Gysi will nicht neuer Chef der Linken werden

SAARBRÜCKEN Die Operation in der Uni-Klinik in Homburg hat der an Prostatakrebs erkrankte Oskar Lafontaine (Foto) hinter sich. Wie es ihm geht? "Kein Kommentar", sagen die Ärzte auf Wunsch ihres Patienten. Doch aus Lafontaines Umfeld heißt es, der 66-Jährige sei bereits wieder wach, habe den schweren Eingriff gut überstanden.

Wie es weitergeht in seiner Partei ohne den vorerst außer Gefecht gesetzten Vorsitzenden, das blieb auch gestern ein Thema.

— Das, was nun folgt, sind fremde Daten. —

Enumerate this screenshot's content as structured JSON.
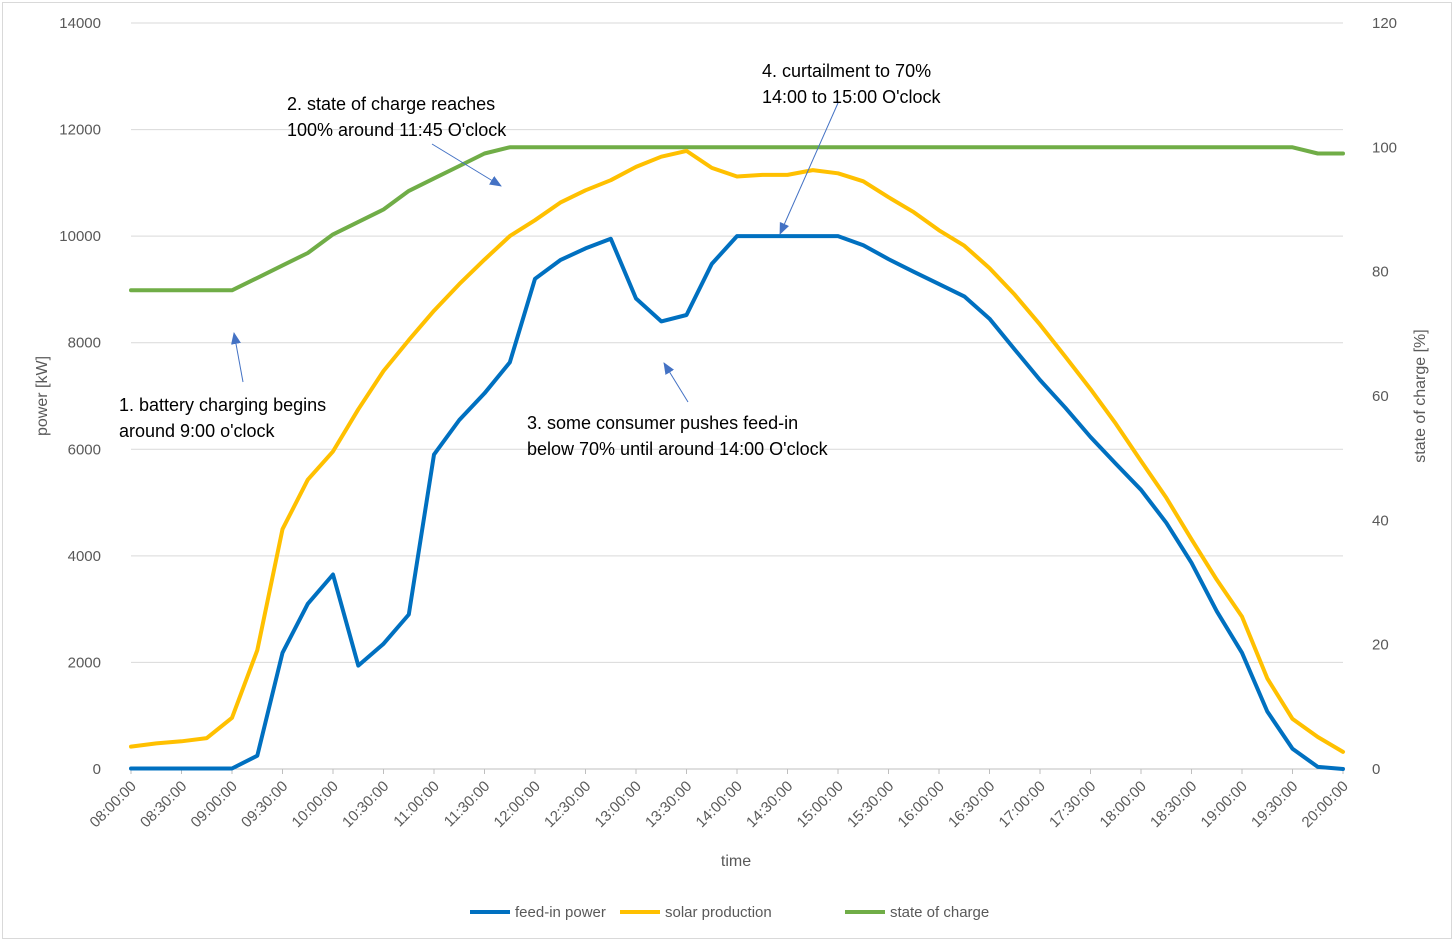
{
  "chart_data": {
    "type": "line",
    "xlabel": "time",
    "ylabel": "power [kW]",
    "y2label": "state of charge [%]",
    "ylim": [
      0,
      14000
    ],
    "yticks": [
      0,
      2000,
      4000,
      6000,
      8000,
      10000,
      12000,
      14000
    ],
    "y2lim": [
      0,
      120
    ],
    "y2ticks": [
      0,
      20,
      40,
      60,
      80,
      100,
      120
    ],
    "grid": true,
    "legend_position": "bottom",
    "x": [
      "08:00:00",
      "08:15:00",
      "08:30:00",
      "08:45:00",
      "09:00:00",
      "09:15:00",
      "09:30:00",
      "09:45:00",
      "10:00:00",
      "10:15:00",
      "10:30:00",
      "10:45:00",
      "11:00:00",
      "11:15:00",
      "11:30:00",
      "11:45:00",
      "12:00:00",
      "12:15:00",
      "12:30:00",
      "12:45:00",
      "13:00:00",
      "13:15:00",
      "13:30:00",
      "13:45:00",
      "14:00:00",
      "14:15:00",
      "14:30:00",
      "14:45:00",
      "15:00:00",
      "15:15:00",
      "15:30:00",
      "15:45:00",
      "16:00:00",
      "16:15:00",
      "16:30:00",
      "16:45:00",
      "17:00:00",
      "17:15:00",
      "17:30:00",
      "17:45:00",
      "18:00:00",
      "18:15:00",
      "18:30:00",
      "18:45:00",
      "19:00:00",
      "19:15:00",
      "19:30:00",
      "19:45:00",
      "20:00:00"
    ],
    "x_tick_labels": [
      "08:00:00",
      "08:30:00",
      "09:00:00",
      "09:30:00",
      "10:00:00",
      "10:30:00",
      "11:00:00",
      "11:30:00",
      "12:00:00",
      "12:30:00",
      "13:00:00",
      "13:30:00",
      "14:00:00",
      "14:30:00",
      "15:00:00",
      "15:30:00",
      "16:00:00",
      "16:30:00",
      "17:00:00",
      "17:30:00",
      "18:00:00",
      "18:30:00",
      "19:00:00",
      "19:30:00",
      "20:00:00"
    ],
    "series": [
      {
        "name": "feed-in power",
        "axis": "left",
        "color": "#0070c0",
        "values": [
          10,
          10,
          10,
          10,
          10,
          250,
          2180,
          3100,
          3650,
          1940,
          2350,
          2900,
          5900,
          6550,
          7050,
          7630,
          9200,
          9550,
          9770,
          9950,
          8830,
          8400,
          8520,
          9480,
          10000,
          10000,
          10000,
          10000,
          10000,
          9830,
          9570,
          9330,
          9100,
          8870,
          8450,
          7870,
          7300,
          6780,
          6230,
          5730,
          5240,
          4620,
          3870,
          2960,
          2180,
          1080,
          380,
          40,
          0
        ]
      },
      {
        "name": "solar production",
        "axis": "left",
        "color": "#ffc000",
        "values": [
          420,
          480,
          520,
          580,
          960,
          2230,
          4500,
          5430,
          5960,
          6750,
          7470,
          8050,
          8600,
          9100,
          9560,
          10000,
          10300,
          10630,
          10860,
          11050,
          11300,
          11490,
          11600,
          11280,
          11120,
          11150,
          11150,
          11240,
          11180,
          11030,
          10730,
          10450,
          10110,
          9820,
          9400,
          8900,
          8340,
          7740,
          7130,
          6480,
          5780,
          5090,
          4310,
          3550,
          2860,
          1700,
          940,
          600,
          320
        ]
      },
      {
        "name": "state of charge",
        "axis": "right",
        "color": "#70ad47",
        "values": [
          77,
          77,
          77,
          77,
          77,
          79,
          81,
          83,
          86,
          88,
          90,
          93,
          95,
          97,
          99,
          100,
          100,
          100,
          100,
          100,
          100,
          100,
          100,
          100,
          100,
          100,
          100,
          100,
          100,
          100,
          100,
          100,
          100,
          100,
          100,
          100,
          100,
          100,
          100,
          100,
          100,
          100,
          100,
          100,
          100,
          100,
          100,
          99,
          99
        ]
      }
    ],
    "annotations": [
      {
        "lines": [
          "1. battery charging begins",
          "around 9:00 o'clock"
        ]
      },
      {
        "lines": [
          "2. state of charge reaches",
          "100% around 11:45 O'clock"
        ]
      },
      {
        "lines": [
          "3. some consumer pushes feed-in",
          "below 70% until around 14:00 O'clock"
        ]
      },
      {
        "lines": [
          "4. curtailment to 70%",
          "14:00 to 15:00 O'clock"
        ]
      }
    ],
    "arrow_color": "#4472c4"
  }
}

Gregor Gysi jedenfalls will nicht die Nachfolge des Saarländers antreten. Zum einen geht Gysi davon aus, dass Lafontaine in die Politik zurückkehren wird. Doch der Linken-Fraktionschef verwies auch auf den Proporz: Er selbst kommt aus dem Osten, Lafontaine kommt aus dem Westen. Gysi (62) hofft daher aufs Comeback des zweiten Zugpferdes der Linken: "Die Aufgabe von Oskar Lafontaine und mir besteht darin, die Vereinigung der Partei hinzubekommen. Wenn wir das geleistet haben, soll die nächste Generation übernehmen."